Though he didn’t move, Sherlock blinked as he felt the figure slink away from the bedroom. Why had he expected the other man to say? That was…idiotic. Why had he wanted him to stay? Viciously sentimental. However, his mind soon trailed off from that as he heard first the scraping of a kitchen chair, and shortly thereafter the heavy footfalls of someone of John’s stature plus an approximately ten- to twenty-pound object. Then the thud of it behind him and the sound of someone dropping into it met his ears.

“I suppose you’re just going to watch me?” he muttered with a smirk, voice a bit muffled by the soft fabric of the pillow beneath his cheek.

“I’m going to watch you until you bloody well go to sleep,” John retorted, kicking off his shoes and placing his feet, ankle over ankle, on the mattress near to Sherlock’s back. His foot wiggled, tapping an absent, steady rhythm into Sherlock’s back that the detective would never admit was a lulling comfort. “And I’m going to read aloud.”

“Oh god,” Sherlock moaned, shifting his arms until the rested, one beneath the pillow and the other around it. “What is your novel of choosing? One of those highly romanticized poets, or a droning, ill-written military account?”

“Neither, you prat,” John responded with a minimal irritation as he let the pages fall open in his lap. “I’m not all predictable, you know. Even to you. I’ve got Plato, The Symposium, for your information.”

Sherlock brows rose as he blinked. That was far out of left field, to be sure. But he supposed he should have predicted it. John had never posed himself as a pseudo-intellectual, though, so perhaps he was one of the existing rarities that merely appreciated the text without claiming it as a manner of asserting his intelligence in social circles. Sherlock responded with only a grunt, the most common form of approval that he bestowed upon the other man.

“Good, you aren’t going to fight me,” John said, a pleased smirk upon his face. “I have passages marked that I like. That’s what I’ll read so that I don’t get bored. They’re a bit too sentimental for you, I should think.”

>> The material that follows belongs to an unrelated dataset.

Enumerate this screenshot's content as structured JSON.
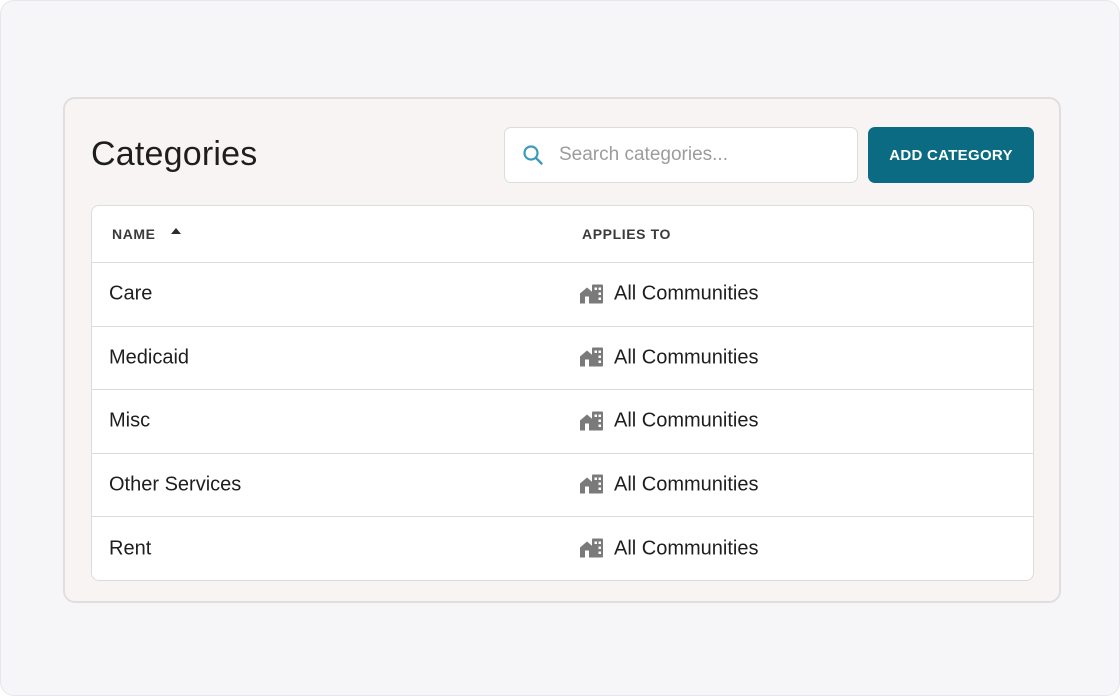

“Love is born into every human being,” John started after he cleared his throat, beginning to read in a voice that was neither too soft nor too stern, legible but at just the right volume for the naked ear. “It calls back the halves of our original nature together,” he recited, eyes fixed upon Sherlock’s back in the hopes that he might not have been listening to the meaning of the words, only the soft vibration of his voice. “It tries to make one out of two and heal the wound of human nature.”

Unlucky for him, or perhaps in a more favorable circumstance, Sherlock was still listening, even through a dulled, nearly sleep-addled mind. Perhaps something of him softened in sentiment with his tiredness, but the words did have bearing on him; words that should never dare be spoken, acted upon, nor blatantly addressed between them. Rather, the statement of it under the guise of quotation was a more suitable realm of communication.

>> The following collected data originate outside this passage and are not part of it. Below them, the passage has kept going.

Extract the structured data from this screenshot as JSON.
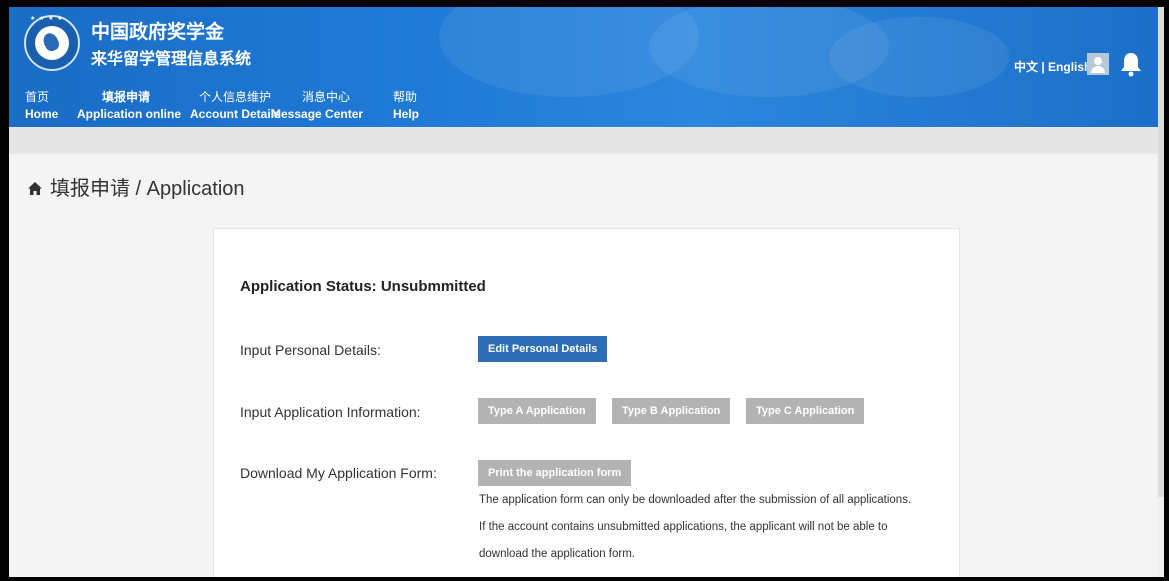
{
  "header": {
    "title_line1": "中国政府奖学金",
    "title_line2": "来华留学管理信息系统",
    "lang_switch": "中文 | English",
    "colors": {
      "header_blue": "#1f7ad6",
      "primary_button": "#2d6db5",
      "disabled_button": "#b3b3b3"
    }
  },
  "nav": [
    {
      "cn": "首页",
      "en": "Home"
    },
    {
      "cn": "填报申请",
      "en": "Application online"
    },
    {
      "cn": "个人信息维护",
      "en": "Account Details"
    },
    {
      "cn": "消息中心",
      "en": "Message Center"
    },
    {
      "cn": "帮助",
      "en": "Help"
    }
  ],
  "breadcrumb": {
    "text": "填报申请 / Application",
    "icon": "home-icon"
  },
  "main": {
    "status": "Application Status: Unsubmmitted",
    "rows": [
      {
        "label": "Input Personal Details:"
      },
      {
        "label": "Input Application Information:"
      },
      {
        "label": "Download My Application Form:"
      }
    ],
    "buttons": {
      "edit_personal": "Edit Personal Details",
      "type_a": "Type A Application",
      "type_b": "Type B Application",
      "type_c": "Type C Application",
      "print_form": "Print the application form"
    },
    "notes": [
      "The application form can only be downloaded after the submission of all applications.",
      "If the account contains unsubmitted applications, the applicant will not be able to",
      "download the application form."
    ]
  }
}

“And so, when a person meets the half that is his very own, whatever he be a lover of youth or a lover of another sort, then something wonderful happens,” John continued, a soft, knowing smile upon his face. Maybe somewhere in a place that was more fearless, he hoped that Sherlock truly understood. “The pair are lost in an amazement of love and friendship and intimacy, and one will not be out of the other’s sight, as I may say, even for a moment…”

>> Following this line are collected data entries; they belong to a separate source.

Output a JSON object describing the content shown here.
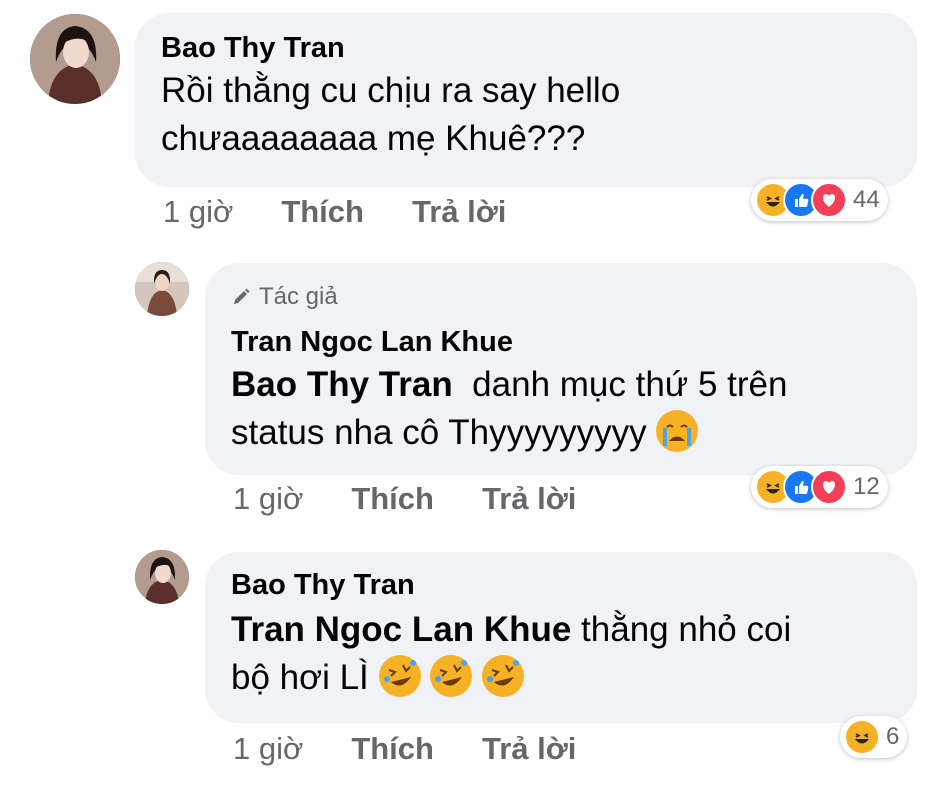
{
  "comments": [
    {
      "author": "Bao Thy Tran",
      "badge": "",
      "mention": "",
      "text_line1": "Rồi thằng cu chịu ra say hello",
      "text_line2": "chưaaaaaaaa mẹ Khuê???",
      "time": "1 giờ",
      "like": "Thích",
      "reply": "Trả lời",
      "reaction_count": "44",
      "reactions": [
        "haha-icon",
        "like-icon",
        "love-icon"
      ]
    },
    {
      "author": "Tran Ngoc Lan Khue",
      "badge": "Tác giả",
      "mention": "Bao Thy Tran",
      "text_line1": "danh mục thứ 5 trên",
      "text_line2": "status nha cô Thyyyyyyyyy",
      "time": "1 giờ",
      "like": "Thích",
      "reply": "Trả lời",
      "reaction_count": "12",
      "reactions": [
        "haha-icon",
        "like-icon",
        "love-icon"
      ]
    },
    {
      "author": "Bao Thy Tran",
      "badge": "",
      "mention": "Tran Ngoc Lan Khue",
      "text_line1": "thằng nhỏ coi",
      "text_line2": "bộ hơi LÌ",
      "time": "1 giờ",
      "like": "Thích",
      "reply": "Trả lời",
      "reaction_count": "6",
      "reactions": [
        "haha-icon"
      ]
    }
  ],
  "colors": {
    "bubble": "#f0f2f5",
    "secondary_text": "#65676b",
    "like_blue": "#1877f2",
    "love_red": "#f33e58",
    "haha_yellow": "#f7b125"
  }
}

Vicious sentiment, Sherlock thought again. He was right. John was still predictable in that sense, whatever his choice in literature was. Despite knowing that he took the title for ‘human being most terrible at expressing emotion,’ Sherlock knew from eavesdropping on John’s romantic pursuits that the doctor wasn’t quite the best either. Perhaps he didn’t even try with these women, if the words being spoken to him now meant as much as it seemed. Seething sentiment that Sherlock returned, but could never express, preferring to listen closely to John hiding behind the words of another.

“Love is the name for our pursuit of wholeness, for our desire to be complete,” John said, and shortly thereafter with a smile observed the slow, steady rise and fall of Sherlock’s body and the soft snore of a man finally relenting to his body’s urges, lulled by a trusted voice and a soft expression of love.